Der erste Sieg im letzten Gruppenspiel war für das ATP-TourFinale offiziell „nur“einer für die Statistik. Für Dominic Thiem aber war er in gleich mehreren Belangen viel mehr wert. Obwohl Roger Federer im Fernduell mit Thiem den Halbfinaleinzug, für den ihm bereits fünf Games gereicht hätten, am Donnerstagabend mit einem 6:4, 6:3 über den schon zuvor qualifizierten Kevin Anderson fixierte, hat sich Österreichs Tennisstar in London mit einem 6:1, 6:4 über Kei Nishikori für die schwache Leistung gegen Federer rehabilitiert.
Mit dem Rücken zur Wand wahrte er damit zumindest für einige Stunden die theoretische Chance auf ein Weiterkommen. Kurioserweise reichte Thiem dafür sogar eine durchschnittliche Leistung für den benötigt glatten Sieg. Denn Nishikori, der zum Auftakt Federer besiegt hatte, schloss nahtlos an seine Leistung beim 0:6, 1:6 gegen Anderson an.

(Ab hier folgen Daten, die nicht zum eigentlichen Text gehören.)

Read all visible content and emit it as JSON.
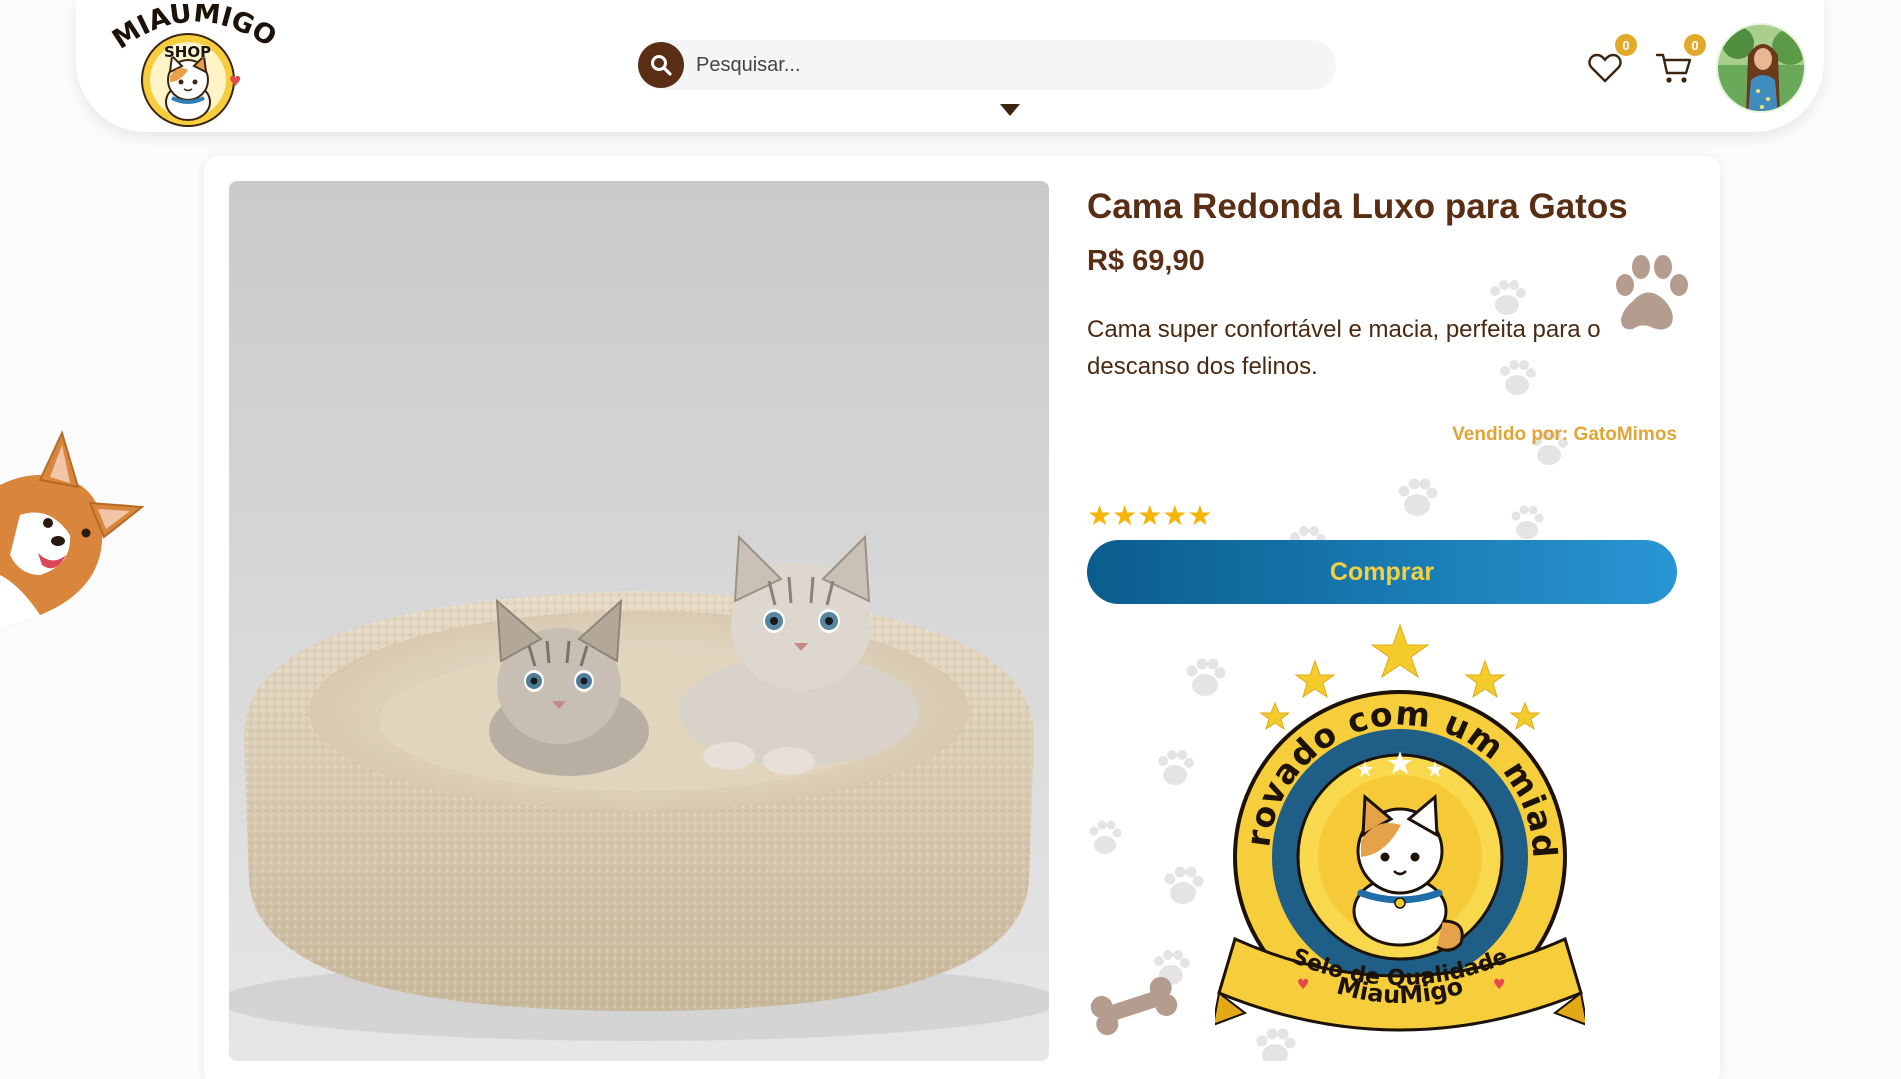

Der Japaner fabrizierte bei elf Gewinnschlägen 41 (!) unerzwungene Fehler. Thiems Bilanz war mit 14:21 ebenfalls negativ, dennoch attestierte er sich eine Leistungssteigerung. „Ich wollte mich unbedingt von einer besseren Seite präsentieren und das ist mir gelun- gen“, sagte Thiem noch in der O2Arena. Der Beifall flachte schnell ab, als er sich für das Abendmatch als Anderson-Fan outete: „Tut mir leid für euch, aber ich halte mit aller Kraft zu Kevin“, scherzte Thiem.
Schon da war dem 25-Jährigen aber bewusst, dass es sein letztes Match in diesem Jahr war. „Es wird nicht passieren, dass Roger glatt verliert“, prophezeite er. Wichtiger war ihm ohnehin, dass er mit einer neuen Saite und härterer Bespannung auf das richtige Experiment gesetzt hatte. „Es soll keine Ausrede für das Federer-Match sein, aber es war zum Großteil eine Materialfrage, dass ich mich heute viel besser gefühlt habe und viel mehr Kontrolle hatte“, sagte Thiem. Außer dem funktionierenden Material nimmt er 200 ATP-Punkte und je 180.000 Euro Start- und Preisgeld ins neue Jahr mit. „Dieser Sieg tut meiner Seele sehr gut“, war ihm die Erleichterung anzumerken. Auch, weil er damit seinen Weltranglistenplatz und eine Top-8-Setzung bei den Australian Open sicherstellte.
Am Mittwoch hatte sich Topfavorit Novak Djokovic dank eines 6:4, 6:1 über Alexander Zverev für das Halbfinale qualifiziert. Zverev (gegen John Isner/15 Uhr) und Marin Čilić (gegen Djokovic/21) kämpfen heute im Fernduell um den letzten Platz in der Vorschlussrunde. Ebenso im Doppel (13) Oliver Marach, der es an der Seite von Mate Pavić gegen Łukasz Kubot/Marcelo Melo in eigener Hand hat und auch bei einer Niederlage aufsteigen kann.